Hands off JEDI, Mr. President
Back in 2015 I wrote a blog post praising’s the General Services Administration’s 2013 decision to award a contract to Donald Trump to develop and manage the Old Post Office on Pennsylvania Avenue. I praised both the decision to contract out the redevelopment and management of the building and, above all, to award the contract to Trump, who even at the time had developed a high political profile questioning whether then-President Barack Obama had been born in the United States. There were not that many countries, I noted, where an outspoken critic of the government in power could be awarded such a high-profile contract — or any government contract at all for that matter. This was a statement, I wrote, about the quality of our procurement system and the integrity in government management.

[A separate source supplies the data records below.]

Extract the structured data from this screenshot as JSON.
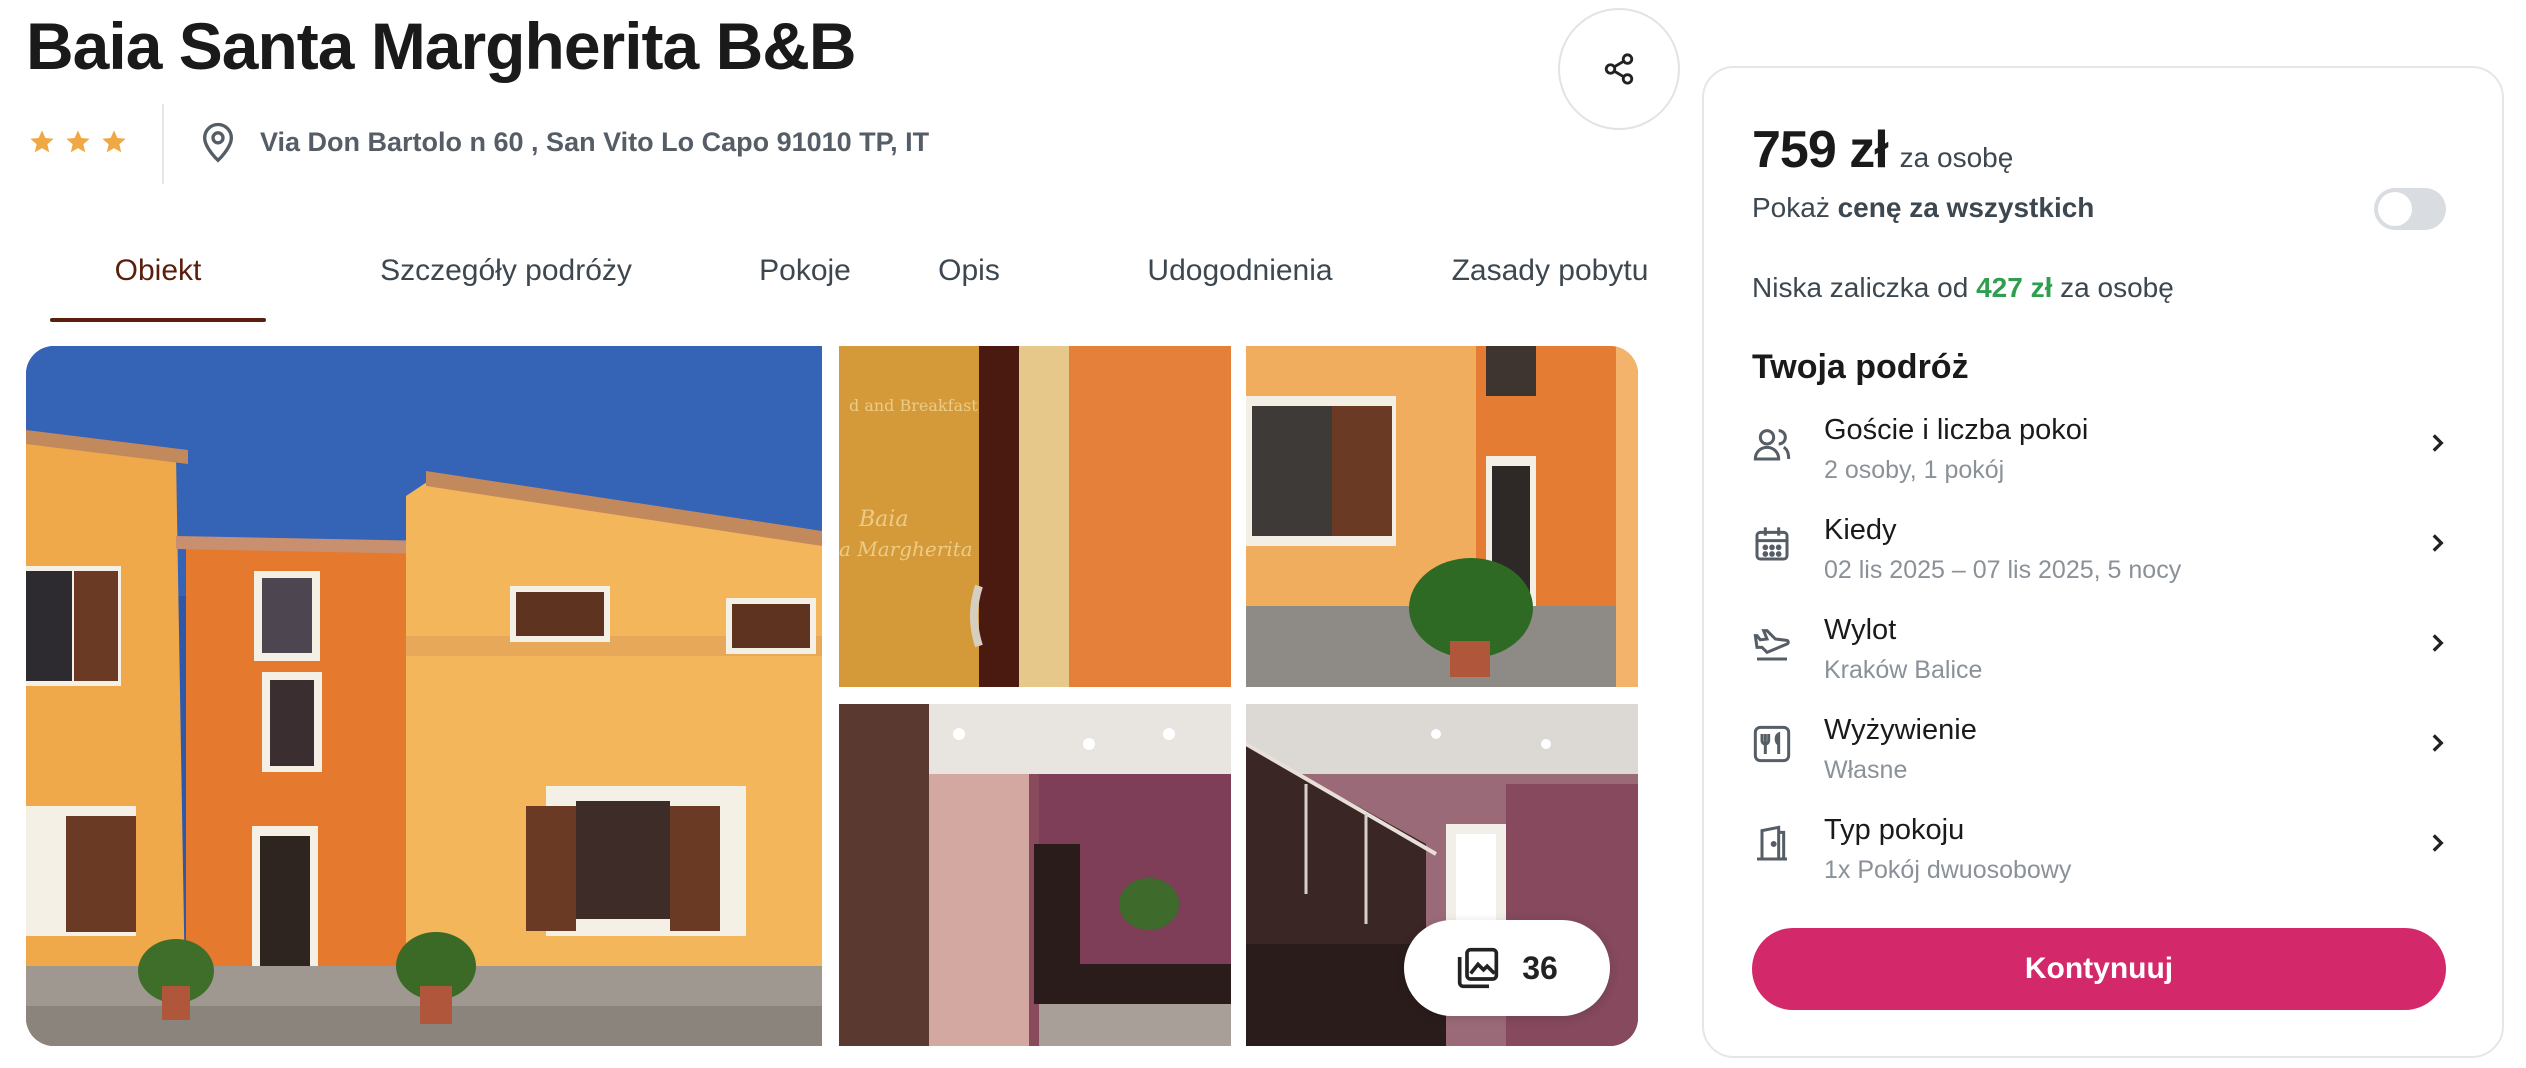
{
  "header": {
    "title": "Baia Santa Margherita B&B",
    "address": "Via Don Bartolo n 60 , San Vito Lo Capo 91010 TP, IT",
    "rating_stars": 3
  },
  "tabs": [
    {
      "label": "Obiekt",
      "active": true
    },
    {
      "label": "Szczegóły podróży",
      "active": false
    },
    {
      "label": "Pokoje",
      "active": false
    },
    {
      "label": "Opis",
      "active": false
    },
    {
      "label": "Udogodnienia",
      "active": false
    },
    {
      "label": "Zasady pobytu",
      "active": false
    }
  ],
  "gallery": {
    "photo_count": "36"
  },
  "booking": {
    "price": "759 zł",
    "price_unit": "za osobę",
    "toggle_prefix": "Pokaż",
    "toggle_bold": "cenę za wszystkich",
    "toggle_on": false,
    "deposit_prefix": "Niska zaliczka od",
    "deposit_amount": "427 zł",
    "deposit_suffix": "za osobę",
    "section_title": "Twoja podróż",
    "rows": [
      {
        "label": "Goście i liczba pokoi",
        "value": "2 osoby, 1 pokój",
        "icon": "guests-icon"
      },
      {
        "label": "Kiedy",
        "value": "02 lis 2025 – 07 lis 2025, 5 nocy",
        "icon": "calendar-icon"
      },
      {
        "label": "Wylot",
        "value": "Kraków Balice",
        "icon": "plane-departure-icon"
      },
      {
        "label": "Wyżywienie",
        "value": "Własne",
        "icon": "meal-icon"
      },
      {
        "label": "Typ pokoju",
        "value": "1x Pokój dwuosobowy",
        "icon": "room-door-icon"
      }
    ],
    "continue_label": "Kontynuuj"
  },
  "colors": {
    "accent": "#d3286a",
    "active_tab": "#5a1e0b",
    "deposit_green": "#2f9e4e",
    "star": "#f0a844"
  }
}
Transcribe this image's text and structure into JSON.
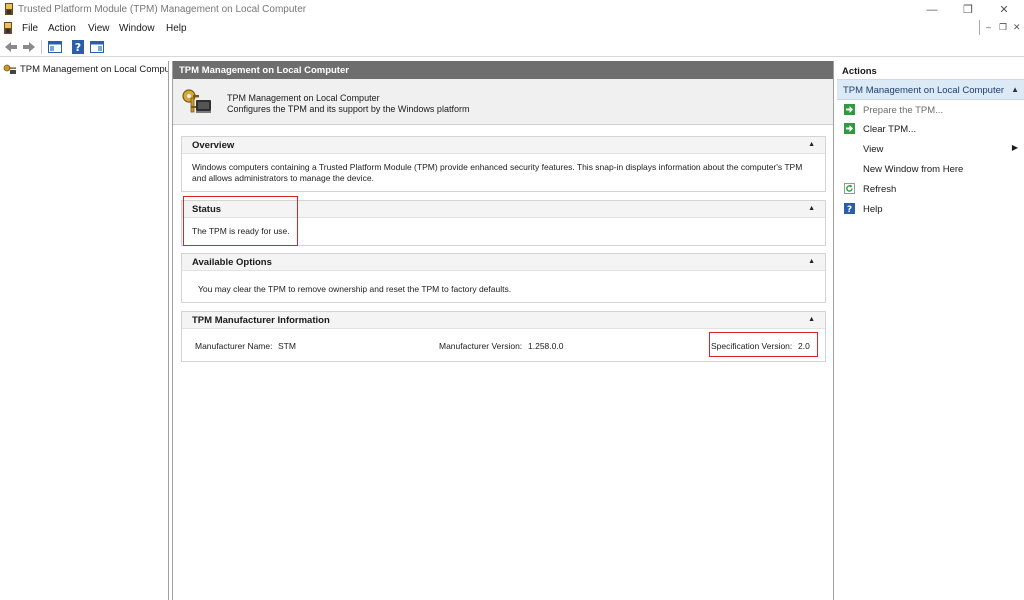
{
  "window": {
    "title": "Trusted Platform Module (TPM) Management on Local Computer",
    "minimize_glyph": "—",
    "restore_glyph": "❐",
    "close_glyph": "✕"
  },
  "menubar": {
    "items": [
      "File",
      "Action",
      "View",
      "Window",
      "Help"
    ],
    "mdi_minimize": "–",
    "mdi_restore": "❐",
    "mdi_close": "✕"
  },
  "tree": {
    "root_label": "TPM Management on Local Compu"
  },
  "center": {
    "header": "TPM Management on Local Computer",
    "intro_title": "TPM Management on Local Computer",
    "intro_subtitle": "Configures the TPM and its support by the Windows platform",
    "overview": {
      "title": "Overview",
      "text_line1": "Windows computers containing a Trusted Platform Module (TPM) provide enhanced security features. This snap-in displays information about the computer's TPM",
      "text_line2": "and allows administrators to manage the device."
    },
    "status": {
      "title": "Status",
      "text": "The TPM is ready for use."
    },
    "available_options": {
      "title": "Available Options",
      "text": "You may clear the TPM to remove ownership and reset the TPM to factory defaults."
    },
    "manufacturer": {
      "title": "TPM Manufacturer Information",
      "name_label": "Manufacturer Name:",
      "name_value": "STM",
      "version_label": "Manufacturer Version:",
      "version_value": "1.258.0.0",
      "spec_label": "Specification Version:",
      "spec_value": "2.0"
    },
    "caret": "▲"
  },
  "actions": {
    "header": "Actions",
    "section_title": "TPM Management on Local Computer",
    "section_caret": "▲",
    "items": [
      {
        "label": "Prepare the TPM...",
        "icon": "green-arrow-icon",
        "enabled": false
      },
      {
        "label": "Clear TPM...",
        "icon": "green-arrow-icon",
        "enabled": true
      },
      {
        "label": "View",
        "icon": "none",
        "enabled": true,
        "submenu": true
      },
      {
        "label": "New Window from Here",
        "icon": "none",
        "enabled": true
      },
      {
        "label": "Refresh",
        "icon": "refresh-icon",
        "enabled": true
      },
      {
        "label": "Help",
        "icon": "help-icon",
        "enabled": true
      }
    ],
    "submenu_arrow": "▶"
  },
  "colors": {
    "accent_header": "#6e6e6e",
    "actions_section_bg": "#dce9f6",
    "highlight_red": "#d9252a",
    "disabled_text": "#6d6d6d"
  }
}
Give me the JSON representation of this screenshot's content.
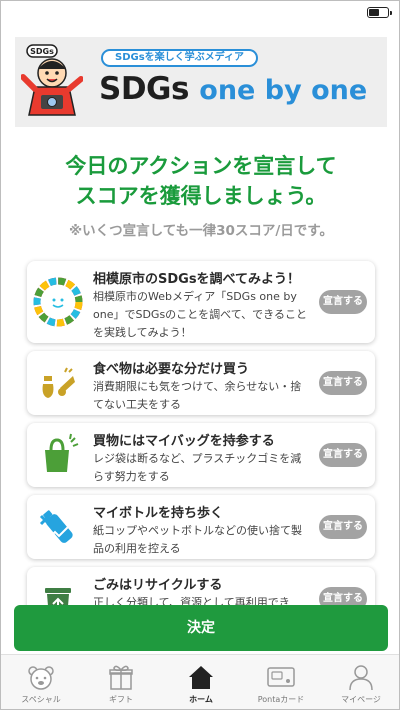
{
  "banner": {
    "tagline": "SDGsを楽しく学ぶメディア",
    "brand_main": "SDGs",
    "brand_sub": "one by one",
    "mascot_badge": "SDGs"
  },
  "headline": {
    "line1": "今日のアクションを宣言して",
    "line2": "スコアを獲得しましょう。"
  },
  "note": "※いくつ宣言しても一律30スコア/日です。",
  "actions": [
    {
      "title": "相模原市のSDGsを調べてみよう！",
      "description": "相模原市のWebメディア「SDGs one by one」でSDGsのことを調べて、できることを実践してみよう！",
      "button": "宣言する",
      "icon": "sdgs-wheel-icon"
    },
    {
      "title": "食べ物は必要な分だけ買う",
      "description": "消費期限にも気をつけて、余らせない・捨てない工夫をする",
      "button": "宣言する",
      "icon": "food-icon"
    },
    {
      "title": "買物にはマイバッグを持参する",
      "description": "レジ袋は断るなど、プラスチックゴミを減らす努力をする",
      "button": "宣言する",
      "icon": "shopping-bag-icon"
    },
    {
      "title": "マイボトルを持ち歩く",
      "description": "紙コップやペットボトルなどの使い捨て製品の利用を控える",
      "button": "宣言する",
      "icon": "bottle-icon"
    },
    {
      "title": "ごみはリサイクルする",
      "description": "正しく分類して、資源として再利用でき",
      "button": "宣言する",
      "icon": "recycle-bin-icon"
    }
  ],
  "cta_label": "決定",
  "tabs": [
    {
      "label": "スペシャル",
      "icon": "bear-icon"
    },
    {
      "label": "ギフト",
      "icon": "gift-icon"
    },
    {
      "label": "ホーム",
      "icon": "home-icon"
    },
    {
      "label": "Pontaカード",
      "icon": "card-icon"
    },
    {
      "label": "マイページ",
      "icon": "person-icon"
    }
  ],
  "colors": {
    "accent_green": "#1f9a3e",
    "brand_blue": "#2a8fd8",
    "declare_button": "#a3a3a3"
  }
}
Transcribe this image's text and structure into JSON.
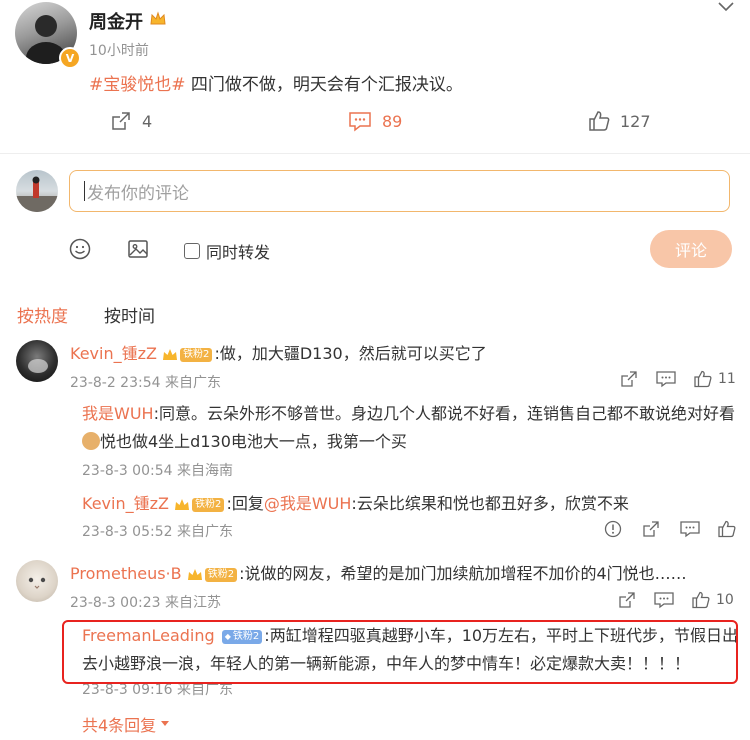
{
  "post": {
    "author": "周金开",
    "time": "10小时前",
    "topic": "#宝骏悦也#",
    "text": " 四门做不做，明天会有个汇报决议。",
    "repost_count": "4",
    "comment_count": "89",
    "like_count": "127"
  },
  "composer": {
    "placeholder": "发布你的评论",
    "repost_label": "同时转发",
    "submit_label": "评论"
  },
  "sort": {
    "hot_label": "按热度",
    "time_label": "按时间"
  },
  "comments": [
    {
      "user": "Kevin_锺zZ",
      "fan_badge": "铁粉2",
      "text": ":做，加大疆D130，然后就可以买它了",
      "meta": "23-8-2 23:54 来自广东",
      "like_count": "11",
      "replies": [
        {
          "user": "我是WUH",
          "text_line1": ":同意。云朵外形不够普世。身边几个人都说不好看，连销售自己都不敢说绝对好看",
          "text_line2": "悦也做4坐上d130电池大一点，我第一个买",
          "meta": "23-8-3 00:54 来自海南"
        },
        {
          "user": "Kevin_锺zZ",
          "fan_badge": "铁粉2",
          "prefix": ":回复",
          "mention": "@我是WUH",
          "text": ":云朵比缤果和悦也都丑好多，欣赏不来",
          "meta": "23-8-3 05:52 来自广东"
        }
      ]
    },
    {
      "user": "Prometheus·B",
      "fan_badge": "铁粉2",
      "text": ":说做的网友，希望的是加门加续航加增程不加价的4门悦也……",
      "meta": "23-8-3 00:23 来自江苏",
      "like_count": "10",
      "replies": [
        {
          "user": "FreemanLeading",
          "fan_badge": "铁粉2",
          "text_line1": ":两缸增程四驱真越野小车，10万左右，平时上下班代步，节假日出",
          "text_line2": "去小越野浪一浪，年轻人的第一辆新能源，中年人的梦中情车！必定爆款大卖！！！！",
          "meta": "23-8-3 09:16 来自广东"
        }
      ],
      "more_replies": "共4条回复"
    }
  ],
  "colors": {
    "accent": "#eb7350",
    "meta_gray": "#939393",
    "highlight_box": "#e8231f",
    "submit_bg": "#f8c6a8"
  }
}
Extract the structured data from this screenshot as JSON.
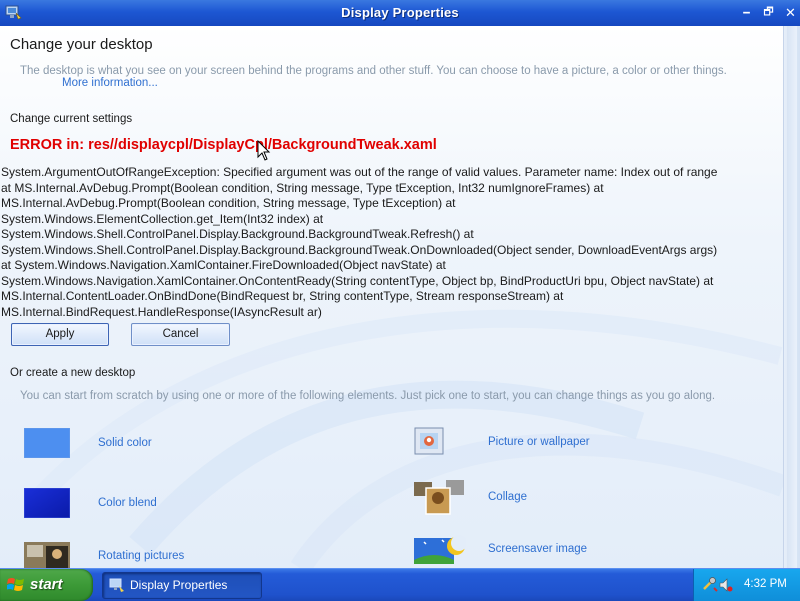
{
  "window": {
    "title": "Display Properties",
    "min_glyph": "🗕",
    "max_glyph": "🗗",
    "close_glyph": "✕"
  },
  "page": {
    "title": "Change your desktop",
    "description": "The desktop is what you see on your screen behind the programs and other stuff. You can choose to have a picture, a color or other things.",
    "more_link": "More information...",
    "current_settings_heading": "Change current settings",
    "error_title": "ERROR in: res//displaycpl/DisplayCpl/BackgroundTweak.xaml",
    "error_trace": "System.ArgumentOutOfRangeException: Specified argument was out of the range of valid values. Parameter name: Index out of range     at MS.Internal.AvDebug.Prompt(Boolean condition, String message, Type tException, Int32 numIgnoreFrames)     at MS.Internal.AvDebug.Prompt(Boolean condition, String message, Type tException)     at System.Windows.ElementCollection.get_Item(Int32 index)     at System.Windows.Shell.ControlPanel.Display.Background.BackgroundTweak.Refresh()     at System.Windows.Shell.ControlPanel.Display.Background.BackgroundTweak.OnDownloaded(Object sender, DownloadEventArgs args)     at System.Windows.Navigation.XamlContainer.FireDownloaded(Object navState)     at System.Windows.Navigation.XamlContainer.OnContentReady(String contentType, Object bp, BindProductUri bpu, Object navState)     at MS.Internal.ContentLoader.OnBindDone(BindRequest br, String contentType, Stream responseStream)     at MS.Internal.BindRequest.HandleResponse(IAsyncResult ar)",
    "apply_label": "Apply",
    "cancel_label": "Cancel",
    "new_desktop_heading": "Or create a new desktop",
    "new_desktop_description": "You can start from scratch by using one or more of the following elements. Just pick one to start, you can change things as you go along."
  },
  "options": {
    "solid_color": "Solid color",
    "color_blend": "Color blend",
    "rotating_pictures": "Rotating pictures",
    "picture_or_wallpaper": "Picture or wallpaper",
    "collage": "Collage",
    "screensaver_image": "Screensaver image"
  },
  "taskbar": {
    "start_label": "start",
    "task_label": "Display Properties",
    "clock": "4:32 PM"
  },
  "colors": {
    "title_bar": "#1d57d3",
    "error_text": "#e00000",
    "link": "#2f6fd0",
    "start_button": "#3c9a37",
    "tray": "#0f8ed9"
  }
}
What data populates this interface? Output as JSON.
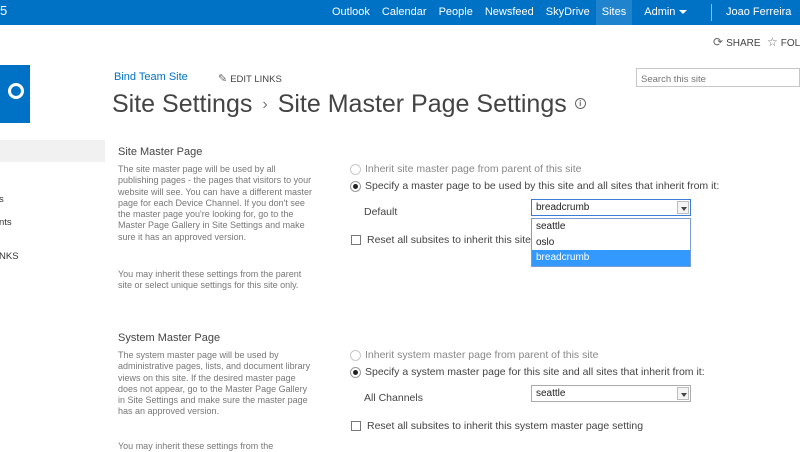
{
  "suite_bar": {
    "brand_fragment": "5",
    "nav": [
      "Outlook",
      "Calendar",
      "People",
      "Newsfeed",
      "SkyDrive",
      "Sites"
    ],
    "active_nav": "Sites",
    "admin_label": "Admin",
    "user_name": "Joao Ferreira"
  },
  "action_bar": {
    "share_label": "SHARE",
    "follow_label": "FOL"
  },
  "header": {
    "site_link": "Bind Team Site",
    "edit_links_label": "EDIT LINKS",
    "search_placeholder": "Search this site",
    "title_part1": "Site Settings",
    "title_separator": "›",
    "title_part2": "Site Master Page Settings"
  },
  "left_nav": {
    "items": [
      "s",
      "nts",
      "NKS"
    ]
  },
  "site_master": {
    "title": "Site Master Page",
    "description": "The site master page will be used by all publishing pages - the pages that visitors to your website will see. You can have a different master page for each Device Channel. If you don't see the master page you're looking for, go to the Master Page Gallery in Site Settings and make sure it has an approved version.",
    "description2": "You may inherit these settings from the parent site or select unique settings for this site only.",
    "radio_inherit": "Inherit site master page from parent of this site",
    "radio_specify": "Specify a master page to be used by this site and all sites that inherit from it:",
    "channel_label": "Default",
    "selected_value": "breadcrumb",
    "options": [
      "seattle",
      "oslo",
      "breadcrumb"
    ],
    "reset_label": "Reset all subsites to inherit this site"
  },
  "system_master": {
    "title": "System Master Page",
    "description": "The system master page will be used by administrative pages, lists, and document library views on this site. If the desired master page does not appear, go to the Master Page Gallery in Site Settings and make sure the master page has an approved version.",
    "description2": "You may inherit these settings from the",
    "radio_inherit": "Inherit system master page from parent of this site",
    "radio_specify": "Specify a system master page for this site and all sites that inherit from it:",
    "channel_label": "All Channels",
    "selected_value": "seattle",
    "reset_label": "Reset all subsites to inherit this system master page setting"
  },
  "colors": {
    "suite_bar": "#0072c6",
    "link": "#0072c6",
    "dropdown_highlight": "#3399ff"
  }
}
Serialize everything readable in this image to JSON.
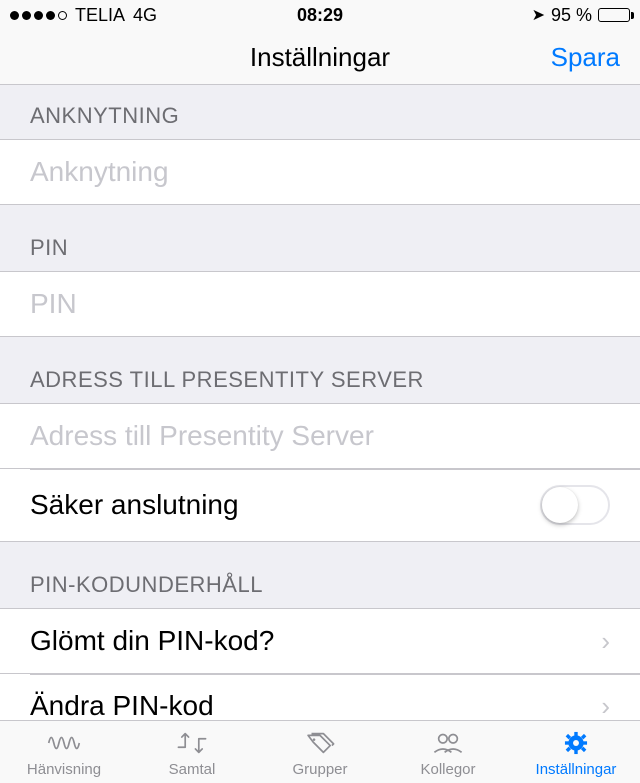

After the blog came out, I received the one and only communication in my life from Trump, written by hand on a copy of the blog post and saying “thank you for the kind words.” (In the upper left hand corner of the blog post, somebody had written: “Dad,” in handwriting very different from Trump’s. Presumably one of the children had somehow seen the blog and forwarded it to him.)
Fast forward to 2019, and the Department of Defense’s Joint Enterprise Defense Infrastructure cloud contract. President Trump is now saying he’s “getting tremendous complaints about the contract with the Pentagon and with Amazon.” (Note that the JEDI contract has not been awarded yet, but DOD has said only Amazon and Microsoft can meet all the requirements.) “They’re saying it wasn’t competitively bid,” Trump said, adding that he is ”seriously considering” intervening in the contract award.
You don’t need to be a rocket scientist to understand why Trump is upset, and it’s not because of his regard for fair competition. Trump doesn’t like the Washington Post, he doesn’t like Jeff Bezos, and he doesn’t like Amazon.
Amazon, which has the leading market share in cloud computing in the country, is the front-runner for the contract. Amazon’s competitors, having challenged the procurement numerous times before it’s even been awarded — mostly recently the competitors’ appeals were rejected by the U.S. Court of Federal Claims — went to Trump to try to get help on what they couldn’t get from the courts or DOD. They want political interference in an important contracting decision.
This brings us back to the Old Post Office and the Obama administration contract that Trump won. It is a bedrock principal of procurement policy in the U.S. that contract award decisions should be made by civil servants, not politicians. The reason is to guard against corruption in contract awards, and the resultant loss of trust in government and poorer performance by contractors.
This policy is mostly though not universally followed in local government; at the federal level the idea of political intervention in awarding contracts is a taboo that is almost never breached. In the federal government, the regulations specifically say that contract award decisions may be based only on criteria presented in the original solicitation of bids, and many protections are built into the awards process to prevent political interference. Involvement of the president in contract award decisions is highly irregular.
“It is a bedrock principal of procurement policy in the U.S. that contract award decisions should be made by civil servants, not politicians.”
In some sense, the behavior of the contractors who apparently went to the president to complain was even worse than the president’s own behavior. (Trump suggested the complaints came from Oracle, IBM and Microsoft; Oracle has been by far the most aggressive in challenging DOD’s JEDI decisions to date.) The president can claim ignorance of how government contracting works, and he has shown in other contexts a lack of appreciation for institutional norms. But these vendors are large, experienced federal contracting players. They should have known better. Shame on them.
If Obama had had the approach towards interfering in contracting decisions that Trump apparently has, the Trump International Hotel would never have been built.